Search code examples
sparqlwiktionary

How to get all nouns in a certain language from Wiktionary using SPARQL


I'm trying to query Wiktionary with SPARQL to get all the terms that are nouns of a certain language (for example German) and as output:

  • the string of the noun
  • the grammatical gender (genus): male, female, neutral

I am using the SPARQL-Endpoint: http://wiktionary.dbpedia.org/sparql and I found an example but I didn't figure out how to adapt it to get the information I want.

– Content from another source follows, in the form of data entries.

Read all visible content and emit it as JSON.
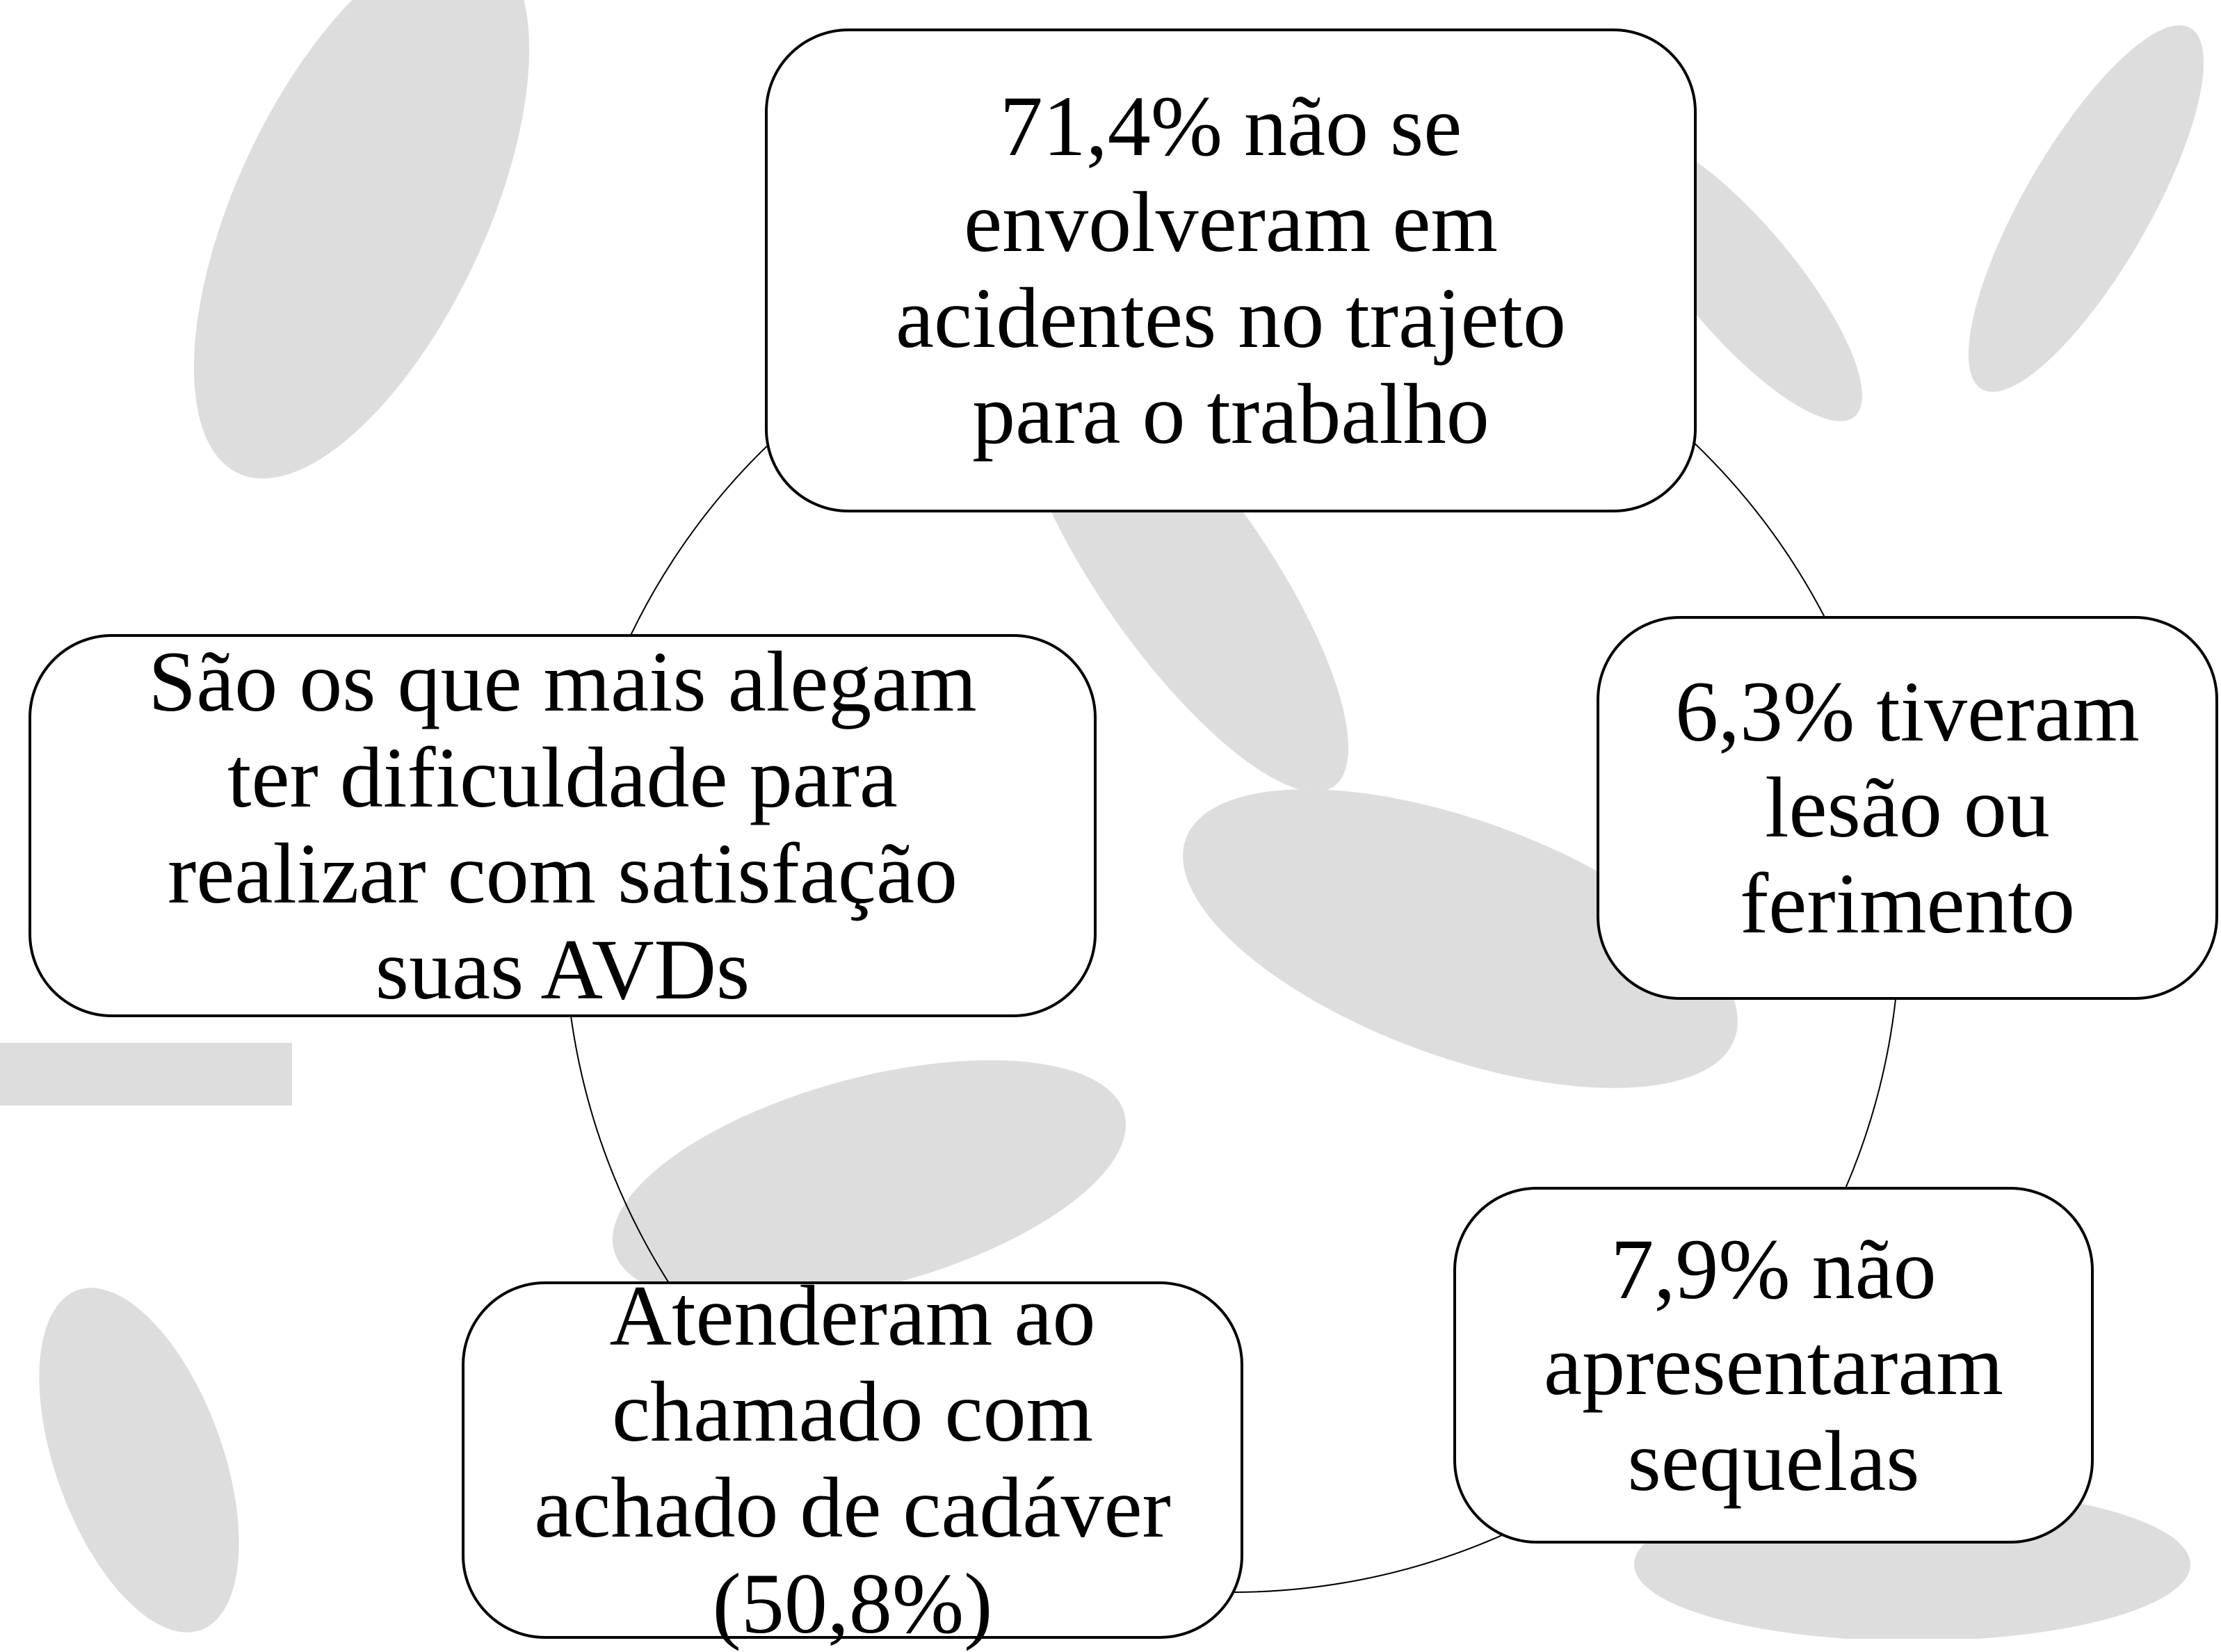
{
  "nodes": [
    {
      "lines": [
        "71,4% não se",
        "envolveram em",
        "acidentes no trajeto",
        "para o trabalho"
      ]
    },
    {
      "lines": [
        "6,3% tiveram",
        "lesão ou",
        "ferimento"
      ]
    },
    {
      "lines": [
        "7,9% não",
        "apresentaram",
        "sequelas"
      ]
    },
    {
      "lines": [
        "Atenderam ao",
        "chamado com",
        "achado de cadáver",
        "(50,8%)"
      ]
    },
    {
      "lines": [
        "São os que mais alegam",
        "ter dificuldade para",
        "realizar com satisfação",
        "suas AVDs"
      ]
    }
  ]
}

PREFIX terms:<http://wiktionary.dbpedia.org/terms/>
PREFIX rdfs:<http://www.w3.org/2000/01/rdf-schema#>
PREFIX dc:<http://purl.org/dc/elements/1.1/>
SELECT ?sword ?slang ?spos ?ssense ?twordRes ?tword ?tlang
FROM <http://wiktionary.dbpedia.org>
WHERE {
    ?swordRes terms:hasTranslation ?twordRes .
    ?swordRes rdfs:label ?sword .
    ?swordRes dc:language ?slang .
    ?swordRes terms:hasPoS ?spos .
    OPTIONAL { ?swordRes terms:hasMeaning ?ssense . }
    OPTIONAL { 
           ?twordBaseRes terms:hasLangUsage ?twordRes . 
           ?twordBaseRes rdfs:label ?tword .
    }
    OPTIONAL { ?twordRes dc:language ?tlang . }
}

Solution

  • First of all, you want to select all term senses that are nouns. As you can see in the query result of the example query, this information is captured by the terms:hasPoS relation. So, to specifically query all nouns, we could do this:

    PREFIX terms: <http://wiktionary.dbpedia.org/terms/>
    SELECT ?term
    WHERE { 
         ?term terms:hasPoS terms:Noun . 
    }
    LIMIT 100 
    

    Result

    The next thing you want is only nouns of a certain language. This seems to be covered by the dc:language relation, so we add an additional constraint on that relation. Let's say we want all English nouns:

    PREFIX terms: <http://wiktionary.dbpedia.org/terms/>
    PREFIX dc: <http://purl.org/dc/elements/1.1/>
    
    SELECT ?term
    WHERE { 
        ?term terms:hasPoS terms:Noun ;
              dc:language terms:English . 
    }
    LIMIT 100 
    

    Result

    So, we are now selecting what you want, but we don't yet have the output in the format you want, as the above query just gives back the identifier of the term sense, not the string-value of the actual term. As we can see in the output from the example query, the string value is captured by the rdfs:label property, so we add that:

    PREFIX terms: <http://wiktionary.dbpedia.org/terms/>
    PREFIX dc: <http://purl.org/dc/elements/1.1/>
    PREFIX rdfs:<http://www.w3.org/2000/01/rdf-schema#>
    
    SELECT ?term ?termLabel
    WHERE { 
        ?term terms:hasPoS terms:Noun ;
              dc:language terms:English ;
              rdfs:label ?termLabel .
    }
    LIMIT 100
    

    Result

    If you now look at this query's result you'll see that there is something odd with the language going on: despite the fact that we thought we selected English, we are also getting back labels that have a different language tag (e.g. '@ru'). To remove these results we can restrict our query further, and say that we only want back labels in English:

    PREFIX terms: <http://wiktionary.dbpedia.org/terms/>
    PREFIX dc: <http://purl.org/dc/elements/1.1/>
    PREFIX rdfs:<http://www.w3.org/2000/01/rdf-schema#>
    
    SELECT ?term ?termLabel
    WHERE { 
        ?term terms:hasPoS terms:Noun ;
              dc:language terms:English ;
              rdfs:label ?termLabel .
        FILTER(langMatches(lang(?termLabel), "en"))
    }
    LIMIT 100
    

    Result

    Finally, the gender/genus. Here I'm not really sure. Looking at some example resources in the wiktionary data (for example, the entry for dog) I'd say this information is not actually present in the data.